To show what an interconnected world production can be, the location scout for the new The Right Stuff studied film with Ralph Clemente at Valencia College, who Nutter studied with at Miami. (See the post The Perfect Ending).
And while I was editing projects at Century III (the top post house in Orlando back in the day) I worked with Mike Elias (in the pre-AVID/non-linear days) using a video editing technique that used rows of VHS machines to assemble an edit. (I forget what machine was called, but it would be great for production students to see in action to appreciate non-linear editing). Elias was a good friend of Nutters (and also worked on Superboy) and for the last few years has been an editor on Family Guy. If I recall correctly, Mike’s father is the writer Michael Elias who co-wrote The Jerk starring Steve Martin and The Frisco Kid starring Gene Wilder and Harrison Ford.

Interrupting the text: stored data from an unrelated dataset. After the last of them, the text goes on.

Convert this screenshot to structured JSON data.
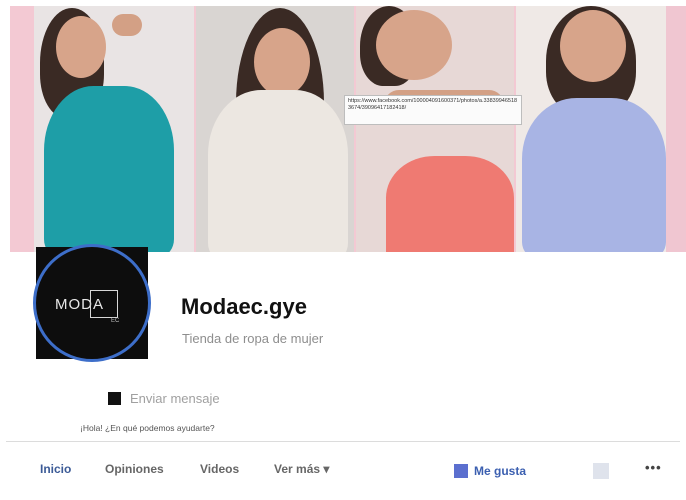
{
  "cover": {
    "url_tooltip": "https://www.facebook.com/100004091600371/photos/a.338399465183674/39096417182418/"
  },
  "profile": {
    "avatar_text": "MODA",
    "avatar_subtext": "EC",
    "name": "Modaec.gye",
    "category": "Tienda de ropa de mujer"
  },
  "actions": {
    "message_label": "Enviar mensaje",
    "greeting": "¡Hola! ¿En qué podemos ayudarte?"
  },
  "tabs": [
    {
      "label": "Inicio"
    },
    {
      "label": "Opiniones"
    },
    {
      "label": "Videos"
    },
    {
      "label": "Ver más ▾"
    }
  ],
  "like": {
    "label": "Me gusta"
  },
  "more": {
    "label": "•••"
  },
  "colors": {
    "accent": "#3b5a96",
    "ring": "#3d6ec9",
    "cover_pink": "#f3c9d3"
  }
}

The thing that brought David Nutter and Mike Elias to Orlando in the late 80s and early 90s was this thing called Hollywood East—a marking ploy to position Florida as a major player in film and TV production. Disney and Universal Studio opened working film studios at that time. Panavision opened and office and for a decade it appeared to be working. Parenthood (1989), Edward Scissorhands (1990), Passenger 57 (1992), Marvin’s Room brought some of the biggest names in Hollywood to Florida including Ron Howard, Steve Martin, Johnny Depp, Wesley Snipes, Meryl Streep and DiCaprio.
And then Hollywood East was gone. Not gone-gone…it just relocated from Florida to its currently home in Georgia. But now at least DiCaprio is coming back to shoot at least part of The Right Stuff in Central Florida.
Another fun connection I just learned yesterday is I edited a video two months ago on sustainability (and learned about things like hyrdroponics) and the person I did that video for was hired to work full time as the Sustainability Lead on The Right Stuff. The goal of the DiCaprio’s production company and Nat Geo is to “become the most sustainable TV production ever.”
I’m not sure this will jumpstart a new wave of film and TV production in Florida but it’s a nice addition to Florida’s production history that goes way back to the early days of cinema. If you’re every in Jacksonville, Florida check out touring Norman Studios which began making silent films in 1916 and produced movies with exclusively African American cast in the 1920s.
P.S. I first arrived in L.A. in the early 1980s and felt like I got a glimpse of the old a fading Hollywood that Tarantino appears to capture in Once Upon a Time in . . . Hollywood, which is set in 1969.